Know ye now, Bulkington? Glimpses do ye seem to see of that mortally intolerable truth; that all deep, earnest thinking is but the intrepid effort of the soul to keep the open independence of her sea; while the wildest winds of heaven and earth conspire to cast her on the treacherous, slavish shore?
But as in landlessness alone resides highest truth, shoreless, indefinite as God- so better is it to perish in that howling infinite, than be ingloriously dashed upon the lee, even if that were safety! For worm-like, then, oh! who would craven crawl to land! Terrors of the terrible! is all this agony so vain? Take heart, take heart, O Bulkington! Bear thee grimly, demigod! Up from the spray of thy ocean-perishing- straight up, leaps thy apotheosis!''

>live white whale

Pequod meets the Virgin
The part when they kill the grand old whale. That hit me hard.

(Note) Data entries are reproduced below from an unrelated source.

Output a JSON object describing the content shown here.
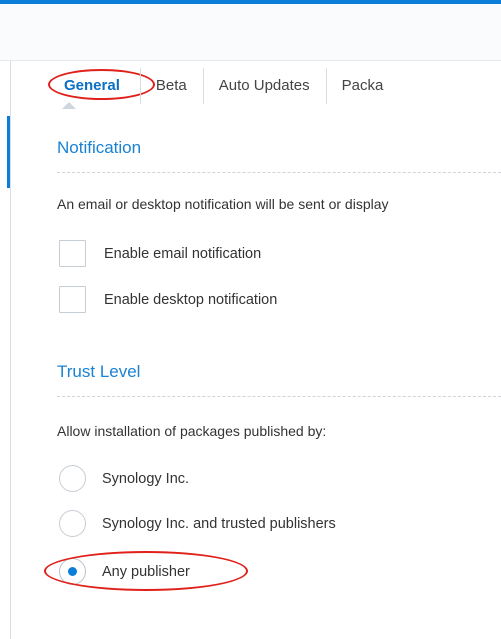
{
  "tabs": [
    {
      "label": "General",
      "active": true
    },
    {
      "label": "Beta",
      "active": false
    },
    {
      "label": "Auto Updates",
      "active": false
    },
    {
      "label": "Packa",
      "active": false
    }
  ],
  "notification": {
    "title": "Notification",
    "description": "An email or desktop notification will be sent or display",
    "options": [
      {
        "label": "Enable email notification",
        "checked": false
      },
      {
        "label": "Enable desktop notification",
        "checked": false
      }
    ]
  },
  "trust_level": {
    "title": "Trust Level",
    "description": "Allow installation of packages published by:",
    "options": [
      {
        "label": "Synology Inc.",
        "selected": false
      },
      {
        "label": "Synology Inc. and trusted publishers",
        "selected": false
      },
      {
        "label": "Any publisher",
        "selected": true
      }
    ]
  },
  "colors": {
    "accent": "#0b7dda",
    "annotation": "#e0201a"
  }
}
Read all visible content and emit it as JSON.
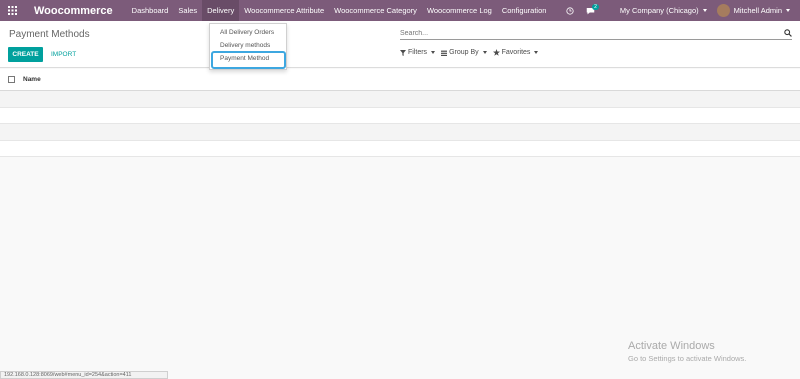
{
  "navbar": {
    "brand": "Woocommerce",
    "menu": [
      {
        "label": "Dashboard"
      },
      {
        "label": "Sales"
      },
      {
        "label": "Delivery"
      },
      {
        "label": "Woocommerce Attribute"
      },
      {
        "label": "Woocommerce Category"
      },
      {
        "label": "Woocommerce Log"
      },
      {
        "label": "Configuration"
      }
    ],
    "message_count": "2",
    "company": "My Company (Chicago)",
    "user": "Mitchell Admin"
  },
  "dropdown": {
    "items": [
      {
        "label": "All Delivery Orders"
      },
      {
        "label": "Delivery methods"
      },
      {
        "label": "Payment Method"
      }
    ]
  },
  "control_panel": {
    "title": "Payment Methods",
    "create_label": "CREATE",
    "import_label": "IMPORT",
    "search_placeholder": "Search...",
    "filters_label": "Filters",
    "groupby_label": "Group By",
    "favorites_label": "Favorites"
  },
  "list": {
    "column_name": "Name",
    "rows": 4
  },
  "watermark": {
    "line1": "Activate Windows",
    "line2": "Go to Settings to activate Windows."
  },
  "statusbar": {
    "url": "192.168.0.128:8069/web#menu_id=254&action=411"
  },
  "colors": {
    "navbar": "#7c5b7a",
    "primary": "#00a09d",
    "highlight": "#3da7e0"
  }
}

I was listening to whale sounds to get into the mood and fucking cried some manly tears for the majestic leviathan.

>"For all his old age, and his one arm, and his blind eyes, he must die the death and be murdered, in order to light the gay bridals and the other merry-makings of men, and also to illuminate the solemn churches that preach unconditional inoffensiveness by all to all."

>"Seen from the Pequod's deck, then, alas she would rise on a high hill of the sea, this host of vapory spouts, individually curling up into the air, and beheld through a blending atmosphere of bluish haze, showed like the thousand cheerful chimneys of some dense metropolis, descried of a balmy autumnal morning, by some horseman on a height."

>“He turns and turns him to it,—how slowly, but how steadfastly, his homiage-rendering and invoking brow, with his last dying motions. He too worships fire; most faithful, broad, baronial vassal of the sun!—Oh that these too-favouring eyes should see these too-favouring sights. Look! here, far water-locked; beyond all hum of human weal or woe; in these most candid and impartial seas...here, too, life dies sunwards full of faith; but see! no sooner dead, than death whirls round the corpse, and it heads some other way."

The sperm squeezing one.
>tfw you'll never squeeze tubs of sperm with your shipmates getting silky smooth hands in the process

I wouldn't say better than joyce because well, they are obviously very different and because i'm not the one to say, but still.. Moby Dick's prose is GOAT.

Any other English prose that's on this level?

Thomas Browne, but his style is a bit older. If you're into that, like I am, he is great.